Playwright: Bert B. Royal. At: Rubicon Theatre Project at Oracle Productions, 3809 N. Broadway. Phone: 773-466-1835; $10-$20. Runs through: Dec. 15
If defenders of wholesome children's entertainment ever saw Dog Sees God: Confessions of a Teenage Blockhead, they would have a fit. Now receiving its Chicago premiere by Rubicon Theatre Project, Dog Sees God is playwright Bert B. Royal's 2004 unofficial and sometimes shocking spoof of Charles M. Schultz's Peanuts.
What Royal controversially does to those beloved round-headed comic strip-kids is to show them as teenagers. But instead of a peppy spoofing like the Broadway musical Avenue Q's take on PBS kid show Sesame Street, Dog Sees God shows a future of angst and hurt for the Charlie Brown gang coping with drugs, violence and budding sexuality.
Dog Sees God begins when C.B. ( read Charlie Brown ) throws a funeral for his beloved beagle who died of rabies. Since C.B.'s fad-switching sister ( Michele Gross as the Sally character ) was the only guest, C.B. then goes about asking his friends for their opinions on mortality and an afterlife in Peanuts-style vignettes. The questioning also spurs C.B. to examine his own notions of self.
One thing to commend Royal for is not going the easy spoof route. No, Peppermint Patty and Marcie ( Colleen E. Miller as Tricia and Anna Schutz as Marcy here ) are not sport-loving lesbians, but popular girls dishing out oodles of contempt. Characters change like Pig Pen ( George Remus as Matt here ) who has grown into an aggressive jock while level-headed Linus ( Van here humorously played by Jacob A. Ware ) becomes a spacey pot head. The crabby nature of Lucy ( sarcastically played by Liz Hoffman as Van's sister ) explains why she is incarcerated, but most surprising of all is how C.B. can become a hanger-on in the popular crowd despite perpetual childhood failures.
Where Dog Sees God takes a poignant and serious turn is when C.B. rekindles a friendship with Beethoven ( Michael Rashid playing Schroeder from the strip ) , now a ruthlessly taunted outcast attacked as the school 'faggot.' The friendship turns romantic and tests C.B.'s friends' thinking and spurs a tragic ending.

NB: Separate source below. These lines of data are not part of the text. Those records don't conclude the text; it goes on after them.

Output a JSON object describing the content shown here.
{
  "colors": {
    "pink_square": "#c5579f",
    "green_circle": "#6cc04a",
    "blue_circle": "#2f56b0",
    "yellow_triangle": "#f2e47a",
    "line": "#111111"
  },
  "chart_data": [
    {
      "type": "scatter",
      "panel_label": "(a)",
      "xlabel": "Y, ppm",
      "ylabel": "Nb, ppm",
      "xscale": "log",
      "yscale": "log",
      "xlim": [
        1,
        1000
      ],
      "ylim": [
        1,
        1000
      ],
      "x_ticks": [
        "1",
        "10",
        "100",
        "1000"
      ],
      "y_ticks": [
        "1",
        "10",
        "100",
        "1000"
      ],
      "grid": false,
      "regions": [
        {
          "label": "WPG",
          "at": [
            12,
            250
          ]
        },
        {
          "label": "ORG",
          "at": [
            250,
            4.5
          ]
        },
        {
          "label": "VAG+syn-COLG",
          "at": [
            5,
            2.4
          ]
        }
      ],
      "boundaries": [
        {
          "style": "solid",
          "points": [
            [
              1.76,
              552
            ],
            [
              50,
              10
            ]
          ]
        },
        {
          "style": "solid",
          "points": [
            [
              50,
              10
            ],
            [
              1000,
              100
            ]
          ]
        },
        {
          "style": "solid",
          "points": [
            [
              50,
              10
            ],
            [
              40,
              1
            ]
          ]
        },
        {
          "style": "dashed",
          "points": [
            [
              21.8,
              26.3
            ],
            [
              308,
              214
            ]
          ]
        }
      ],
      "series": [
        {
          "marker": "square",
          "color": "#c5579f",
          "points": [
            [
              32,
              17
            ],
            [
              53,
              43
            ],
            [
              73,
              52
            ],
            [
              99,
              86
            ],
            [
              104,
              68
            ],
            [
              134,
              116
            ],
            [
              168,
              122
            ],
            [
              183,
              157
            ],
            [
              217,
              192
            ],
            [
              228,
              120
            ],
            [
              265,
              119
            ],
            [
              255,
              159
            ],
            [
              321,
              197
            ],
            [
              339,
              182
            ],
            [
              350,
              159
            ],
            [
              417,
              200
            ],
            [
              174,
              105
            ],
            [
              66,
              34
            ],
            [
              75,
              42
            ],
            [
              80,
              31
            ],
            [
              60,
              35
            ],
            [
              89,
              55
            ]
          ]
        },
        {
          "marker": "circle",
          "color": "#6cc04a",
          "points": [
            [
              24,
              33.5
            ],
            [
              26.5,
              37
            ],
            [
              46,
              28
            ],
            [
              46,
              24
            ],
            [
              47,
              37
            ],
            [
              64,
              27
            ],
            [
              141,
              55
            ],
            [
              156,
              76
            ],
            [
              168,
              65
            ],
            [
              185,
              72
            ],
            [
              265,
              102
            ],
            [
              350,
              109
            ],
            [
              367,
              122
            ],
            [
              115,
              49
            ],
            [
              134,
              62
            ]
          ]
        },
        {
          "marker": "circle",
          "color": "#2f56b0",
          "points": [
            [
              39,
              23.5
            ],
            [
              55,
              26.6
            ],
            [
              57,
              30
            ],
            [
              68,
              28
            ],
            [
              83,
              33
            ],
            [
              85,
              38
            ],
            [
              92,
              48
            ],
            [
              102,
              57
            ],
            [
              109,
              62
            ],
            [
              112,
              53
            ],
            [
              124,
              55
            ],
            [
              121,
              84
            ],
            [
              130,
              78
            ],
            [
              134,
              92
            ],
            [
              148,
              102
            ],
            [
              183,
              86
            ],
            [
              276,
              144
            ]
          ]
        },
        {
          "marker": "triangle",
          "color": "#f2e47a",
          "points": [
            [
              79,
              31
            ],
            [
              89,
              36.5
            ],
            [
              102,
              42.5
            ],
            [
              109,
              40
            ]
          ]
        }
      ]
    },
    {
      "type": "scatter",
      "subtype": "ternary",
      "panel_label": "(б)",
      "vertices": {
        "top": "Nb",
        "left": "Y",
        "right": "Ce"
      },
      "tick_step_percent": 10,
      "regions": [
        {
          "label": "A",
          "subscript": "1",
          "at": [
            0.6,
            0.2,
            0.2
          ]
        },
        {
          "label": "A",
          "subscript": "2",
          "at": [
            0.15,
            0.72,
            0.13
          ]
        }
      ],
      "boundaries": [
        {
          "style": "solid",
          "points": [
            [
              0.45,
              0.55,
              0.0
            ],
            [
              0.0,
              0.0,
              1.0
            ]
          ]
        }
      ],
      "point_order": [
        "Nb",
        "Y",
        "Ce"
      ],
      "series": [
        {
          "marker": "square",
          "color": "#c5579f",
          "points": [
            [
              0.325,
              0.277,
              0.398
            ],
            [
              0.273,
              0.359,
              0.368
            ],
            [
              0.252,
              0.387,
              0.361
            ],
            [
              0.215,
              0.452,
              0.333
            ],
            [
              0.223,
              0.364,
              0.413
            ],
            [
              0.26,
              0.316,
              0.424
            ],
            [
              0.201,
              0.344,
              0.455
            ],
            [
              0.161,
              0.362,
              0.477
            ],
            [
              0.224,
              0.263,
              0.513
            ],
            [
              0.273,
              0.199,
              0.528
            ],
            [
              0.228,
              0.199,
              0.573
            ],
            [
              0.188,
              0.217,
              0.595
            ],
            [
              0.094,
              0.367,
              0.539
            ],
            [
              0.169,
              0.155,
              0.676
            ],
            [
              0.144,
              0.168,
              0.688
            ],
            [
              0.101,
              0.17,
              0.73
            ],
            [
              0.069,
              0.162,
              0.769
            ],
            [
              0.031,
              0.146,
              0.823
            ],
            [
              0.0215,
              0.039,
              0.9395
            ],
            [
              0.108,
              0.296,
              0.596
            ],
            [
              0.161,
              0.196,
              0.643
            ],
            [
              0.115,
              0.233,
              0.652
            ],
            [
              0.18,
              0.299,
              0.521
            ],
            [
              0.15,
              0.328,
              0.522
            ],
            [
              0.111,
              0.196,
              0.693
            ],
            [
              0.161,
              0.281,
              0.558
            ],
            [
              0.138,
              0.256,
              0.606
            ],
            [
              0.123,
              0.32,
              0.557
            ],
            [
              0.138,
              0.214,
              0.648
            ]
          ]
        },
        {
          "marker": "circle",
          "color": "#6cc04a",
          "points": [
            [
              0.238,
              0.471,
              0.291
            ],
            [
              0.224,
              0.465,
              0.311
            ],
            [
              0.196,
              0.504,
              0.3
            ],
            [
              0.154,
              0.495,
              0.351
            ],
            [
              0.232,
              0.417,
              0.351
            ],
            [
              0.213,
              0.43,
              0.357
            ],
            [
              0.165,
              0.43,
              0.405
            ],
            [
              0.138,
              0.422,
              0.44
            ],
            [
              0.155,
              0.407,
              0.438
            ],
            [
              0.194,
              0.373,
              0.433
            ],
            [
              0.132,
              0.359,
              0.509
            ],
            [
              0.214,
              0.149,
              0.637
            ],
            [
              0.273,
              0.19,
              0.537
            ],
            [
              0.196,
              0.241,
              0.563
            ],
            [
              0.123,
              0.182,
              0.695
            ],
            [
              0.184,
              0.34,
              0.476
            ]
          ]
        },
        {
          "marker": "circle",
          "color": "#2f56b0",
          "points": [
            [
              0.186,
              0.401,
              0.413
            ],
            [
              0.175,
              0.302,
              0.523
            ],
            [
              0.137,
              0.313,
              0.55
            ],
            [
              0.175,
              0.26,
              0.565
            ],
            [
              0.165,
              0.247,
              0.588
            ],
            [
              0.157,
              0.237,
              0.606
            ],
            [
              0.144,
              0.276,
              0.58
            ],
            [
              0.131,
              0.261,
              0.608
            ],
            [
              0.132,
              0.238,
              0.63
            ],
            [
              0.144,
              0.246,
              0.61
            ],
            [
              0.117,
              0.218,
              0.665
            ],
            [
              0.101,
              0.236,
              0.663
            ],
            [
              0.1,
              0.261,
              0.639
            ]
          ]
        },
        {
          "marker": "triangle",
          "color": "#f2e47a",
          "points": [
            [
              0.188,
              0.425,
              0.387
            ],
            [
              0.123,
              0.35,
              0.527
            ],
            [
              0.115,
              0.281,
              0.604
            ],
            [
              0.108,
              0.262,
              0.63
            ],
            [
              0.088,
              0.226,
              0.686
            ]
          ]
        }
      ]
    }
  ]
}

Rubicon's simple production under Ron Popp's strong direction features a comic cast that gets the nastiness and aimlessness of teenagers just right, plus the sometimes existential pondering and silly dance styles of the original Peanuts gang. Chris Kordys' C.B. is the emotional and honest heart of the production, particularly when he digs into a growing well of grief.
Dog Sees God may be sacrilege for some, but Royal's smart and funny Peanuts imaginings continue on in the spirit of Schultz's work. Though Charlie Brown and friends didn't age much throughout their decades on newspaper funny pages, their doubts, fears and diffident neuroses were definitely grown-up—a reflection on Schultz's own depressed nature now being controversially examined in book and TV biographies. Royal's Peanuts parodying may be ruthless at times, but it's done with genuine love and affection.